Denúncias de corrupção, como a que levou o vice-ministro da Defesa, Timur Ivanov, à prisão, fragilizaram a posição de Shoigu, além de algo que o Kremlin deixou claro nas entrelinhas: a necessidade de forças mais eficientes, e de uma indústria plenamente integrada aos esforços de guerra.

“O Kremlin acredita que irá modernizar a economia e transformá-la numa economia militar. E os militares puxarão o crescimento do PIB”, afirmou no X (antigo Twitter), Alexander Kolesnikov, pesquisador do Fundo Carnegie para a Paz Internacional.

Outra evidência de que a troca foi motivada por questões administrativas foi a manutenção da cúpula militar, incluindo o chefe do Estado-Maior, general Valery Gerasimov. Em declarações à imprensa na noite de domingo, o porta-voz do Kremlin, Dmitry Peskov, reiterou que a troca no Ministério da Defesa em nada altera os planos de combate.

Reformas militares

Embora não admita, o fracasso da ofensiva inicial da Rússia na Ucrânia, e a transformação de uma guerra que deveria ser rápida em um conflito que se arrasta por três anos, é uma frustração para Putin. E a troca evidencia, além do desejo de mudar a base econômica do país, a intenção de reformar as forças de defesa.

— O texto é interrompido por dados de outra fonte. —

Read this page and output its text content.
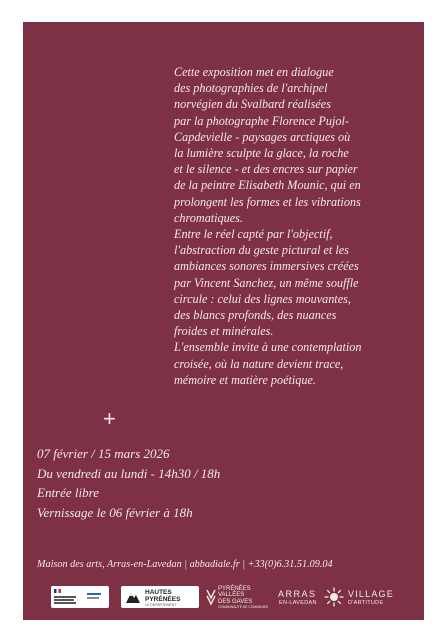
Cette exposition met en dialogue
des photographies de l'archipel
norvégien du Svalbard réalisées
par la photographe Florence Pujol-
Capdevielle - paysages arctiques où
la lumière sculpte la glace, la roche
et le silence - et des encres sur papier
de la peintre Elisabeth Mounic, qui en
prolongent les formes et les vibrations
chromatiques.

Entre le réel capté par l'objectif,
l'abstraction du geste pictural et les
ambiances sonores immersives créées
par Vincent Sanchez, un même souffle
circule : celui des lignes mouvantes,
des blancs profonds, des nuances
froides et minérales.

L'ensemble invite à une contemplation
croisée, où la nature devient trace,
mémoire et matière poétique.

+
07 février / 15 mars 2026
Du vendredi au lundi - 14h30 / 18h
Entrée libre
Vernissage le 06 février à 18h
Maison des arts, Arras-en-Lavedan | abbadiale.fr | +33(0)6.31.51.09.04
HAUTES
PYRÉNÉES
LE DÉPARTEMENT
PYRÉNÉES
VALLÉES
DES GAVES
COMMUNAUTÉ DE COMMUNES
ARRAS
EN-LAVEDAN
VILLAGE
D'ARTITUDE
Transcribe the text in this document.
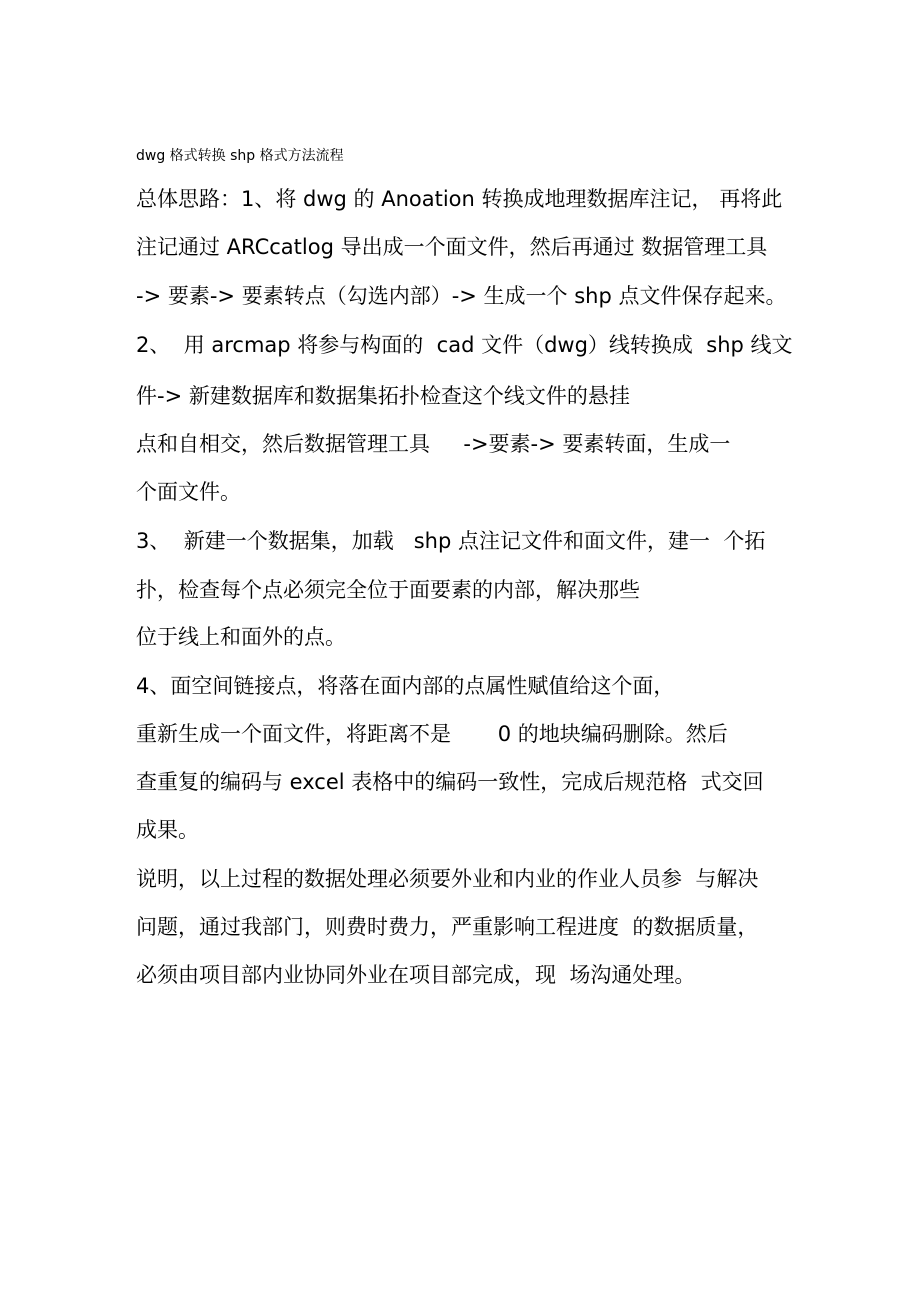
dwg 格式转换 shp 格式方法流程
总体思路：1、将 dwg 的 Anoation 转换成地理数据库注记， 再将此
注记通过 ARCcatlog 导出成一个面文件，然后再通过 数据管理工具
-> 要素-> 要素转点（勾选内部）-> 生成一个 shp 点文件保存起来。
2、  用 arcmap 将参与构面的  cad 文件（dwg）线转换成  shp 线文
件-> 新建数据库和数据集拓扑检查这个线文件的悬挂
点和自相交，然后数据管理工具     ->要素-> 要素转面，生成一
个面文件。
3、  新建一个数据集，加载   shp 点注记文件和面文件，建一  个拓
扑，检查每个点必须完全位于面要素的内部，解决那些
位于线上和面外的点。
4、面空间链接点，将落在面内部的点属性赋值给这个面，
重新生成一个面文件，将距离不是       0 的地块编码删除。然后
查重复的编码与 excel 表格中的编码一致性，完成后规范格  式交回
成果。
说明，以上过程的数据处理必须要外业和内业的作业人员参  与解决
问题，通过我部门，则费时费力，严重影响工程进度  的数据质量，
必须由项目部内业协同外业在项目部完成，现  场沟通处理。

Em 2007, em seu segundo mandato presidencial, Putin indicou um ex-vendedor de móveis e aliado do seu círculo de São Petersburgo para o Ministério da Defesa, Anatoly Serdyukov. No ano seguinte, a invasão da Geórgia evidenciou os muitos problemas nas Forças Armadas, e Serdyukov convenceu o Kremlin de que a solução passava pela elevação dos gastos e a otimização das forças de ação rápida.

Serdyukov deixou o cargo em 2012, após um escândalo de corrupção, e foi substituído por Sergei Shoigu, que apesar de seus 12 anos no cargo, não avançou nas reformas, tampouco lançou uma doutrina própria, e não era uma unanimidade nos quartéis. Belousov, por sua vez, tem bons laços com a indústria militar, é favorável a mudanças e não deve, segundo as primeiras indicações, assumir decisões práticas sobre as tropas.

Ex-ministro da Defesa da Rússia, Sergei Shoigu (E), conversa com o presidente Vladimir Putin — Foto: Alexey NIKOLSKY / POOL / AFP

Desde o fracasso inicial na Ucrânia, a atuação de Shoigu era duramente criticada. A insurreição comandada pelo chefe do Grupo Wagner, Yevgeny Prigozhin, em junho do ano passado, parecia ser o último degrau antes de uma queda inevitável. Segundo o Kremlin, Shoigu vai assumir o comando do Conselho de Segurança russo, e não deixará o do círculo próximo de Putin.

Outro envolvido nas trocas foi o agora ex-chefe do Conselho de Segurança, Nikolai Patrushev. O Kremlin afirma que sua nova função será anunciada em breve. Para Tatyana Stanovaya, fundadora da consultoria R.Politik, a “demissão” foi apenas nominal, dada sua importância para Putin

“O cargo de Nikolai Patrushev é ser Nikolai Patrushev. Ele desempenhou um papel ideológico importante, mas não como secretário do Conselho de Segurança, mas como antigo procurador de Putin e antigo chefe do FSB (Serviço Federal de Segurança)”, concluiu Stanovaya no X.